Still, despite the gloom, there are signs of improvement.
Clark County’s jobless rate dipped to 9.8 percent in February. That was down from 12.1 percent a year earlier and marked the first single-digit rate since December 2008, though the figure still was higher than the national rate of 7.7 percent.
The housing market also is improving, thanks in part to cash investors who are buying cheap homes in bulk to use as rentals. Sales prices, home values, new home sales and construction projects are on the rise, although still nowhere near the boom years.
Southern Nevada also saw a record 39.7 million visitors last year and a slight bump in gambling revenue.
“It’s not like everyone thinks the economy is great,” said Professor Elliott Parker, chairman of UNR’s Department of Economics. “They just have confidence things won’t get worse.”
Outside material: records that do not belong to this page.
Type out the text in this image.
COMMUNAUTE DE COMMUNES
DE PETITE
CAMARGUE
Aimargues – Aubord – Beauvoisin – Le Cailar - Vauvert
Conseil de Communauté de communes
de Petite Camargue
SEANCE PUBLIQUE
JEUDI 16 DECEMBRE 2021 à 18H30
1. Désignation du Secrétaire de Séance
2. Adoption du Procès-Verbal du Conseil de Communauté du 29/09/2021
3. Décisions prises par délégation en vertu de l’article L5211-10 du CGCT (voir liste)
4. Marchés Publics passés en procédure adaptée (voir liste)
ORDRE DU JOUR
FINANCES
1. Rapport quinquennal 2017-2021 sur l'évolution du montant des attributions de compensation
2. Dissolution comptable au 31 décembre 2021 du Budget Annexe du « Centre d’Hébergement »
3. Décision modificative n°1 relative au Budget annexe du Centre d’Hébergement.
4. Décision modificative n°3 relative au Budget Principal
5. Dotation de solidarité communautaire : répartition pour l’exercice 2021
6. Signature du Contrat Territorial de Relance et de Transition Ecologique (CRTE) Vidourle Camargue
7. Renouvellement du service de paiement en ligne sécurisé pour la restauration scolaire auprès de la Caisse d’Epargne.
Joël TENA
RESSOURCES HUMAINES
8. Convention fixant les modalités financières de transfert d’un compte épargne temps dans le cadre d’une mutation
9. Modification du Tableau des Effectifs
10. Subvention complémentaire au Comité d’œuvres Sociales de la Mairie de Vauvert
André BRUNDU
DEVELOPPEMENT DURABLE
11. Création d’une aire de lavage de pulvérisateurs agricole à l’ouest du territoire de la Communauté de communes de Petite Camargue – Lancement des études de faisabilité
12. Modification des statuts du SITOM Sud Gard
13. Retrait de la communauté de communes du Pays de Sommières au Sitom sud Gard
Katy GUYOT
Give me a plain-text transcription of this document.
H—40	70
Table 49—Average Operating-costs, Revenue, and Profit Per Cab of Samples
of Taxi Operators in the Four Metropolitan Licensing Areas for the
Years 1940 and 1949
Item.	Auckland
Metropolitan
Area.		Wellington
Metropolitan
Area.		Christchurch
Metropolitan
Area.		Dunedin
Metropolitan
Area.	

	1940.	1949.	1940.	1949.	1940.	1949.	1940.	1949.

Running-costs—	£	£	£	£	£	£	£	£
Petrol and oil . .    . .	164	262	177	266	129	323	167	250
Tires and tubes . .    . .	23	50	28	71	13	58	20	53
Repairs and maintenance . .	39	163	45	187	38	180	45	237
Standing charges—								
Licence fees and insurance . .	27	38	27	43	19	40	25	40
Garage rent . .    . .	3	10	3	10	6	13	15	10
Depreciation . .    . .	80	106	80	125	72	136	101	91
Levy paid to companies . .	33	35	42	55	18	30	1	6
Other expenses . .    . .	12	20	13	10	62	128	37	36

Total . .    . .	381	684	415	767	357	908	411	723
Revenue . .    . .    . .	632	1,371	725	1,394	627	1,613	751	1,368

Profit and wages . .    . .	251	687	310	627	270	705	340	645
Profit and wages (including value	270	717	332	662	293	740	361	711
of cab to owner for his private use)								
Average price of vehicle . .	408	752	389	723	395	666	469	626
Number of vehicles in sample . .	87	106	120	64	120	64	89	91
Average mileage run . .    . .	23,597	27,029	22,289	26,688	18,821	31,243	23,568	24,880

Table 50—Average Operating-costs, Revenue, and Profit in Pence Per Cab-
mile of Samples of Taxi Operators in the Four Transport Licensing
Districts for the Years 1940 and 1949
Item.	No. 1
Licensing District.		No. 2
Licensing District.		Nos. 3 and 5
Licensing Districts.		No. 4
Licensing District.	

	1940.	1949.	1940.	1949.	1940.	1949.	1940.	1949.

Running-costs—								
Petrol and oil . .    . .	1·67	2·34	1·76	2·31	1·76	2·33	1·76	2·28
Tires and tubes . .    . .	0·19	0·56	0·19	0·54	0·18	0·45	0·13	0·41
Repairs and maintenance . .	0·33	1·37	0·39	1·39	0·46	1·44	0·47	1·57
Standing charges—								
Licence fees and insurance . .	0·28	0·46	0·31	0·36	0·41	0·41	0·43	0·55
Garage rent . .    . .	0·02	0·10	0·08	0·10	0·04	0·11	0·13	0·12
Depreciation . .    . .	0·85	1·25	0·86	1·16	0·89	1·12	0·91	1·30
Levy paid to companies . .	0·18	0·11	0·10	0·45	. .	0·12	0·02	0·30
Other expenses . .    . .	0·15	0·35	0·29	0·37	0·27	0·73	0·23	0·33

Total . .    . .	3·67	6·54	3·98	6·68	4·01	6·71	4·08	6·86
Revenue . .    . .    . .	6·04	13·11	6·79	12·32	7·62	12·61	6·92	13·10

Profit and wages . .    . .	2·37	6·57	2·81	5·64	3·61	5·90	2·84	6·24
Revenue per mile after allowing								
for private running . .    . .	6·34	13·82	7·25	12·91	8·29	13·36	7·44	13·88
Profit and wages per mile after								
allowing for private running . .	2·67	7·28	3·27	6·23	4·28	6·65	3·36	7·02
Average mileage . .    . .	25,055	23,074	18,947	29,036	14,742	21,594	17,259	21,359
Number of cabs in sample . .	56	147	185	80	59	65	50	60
Findlay Toyota owner Rich Abajian sees it firsthand. His Henderson auto dealership sold about 600 new and used cars last month, a five-year high. Monthly sales fell as low as 290 during the recession.
During the boom, consumers borrowed money against their homes to buy cars, boats and other pricey items with cash. During the bust, they stopped buying altogether. Now, people are trading in older cars and getting cheap auto loans to finance new purchases, Abajian said.
“I just hope we’re headed in the right direction,” he said of the economy.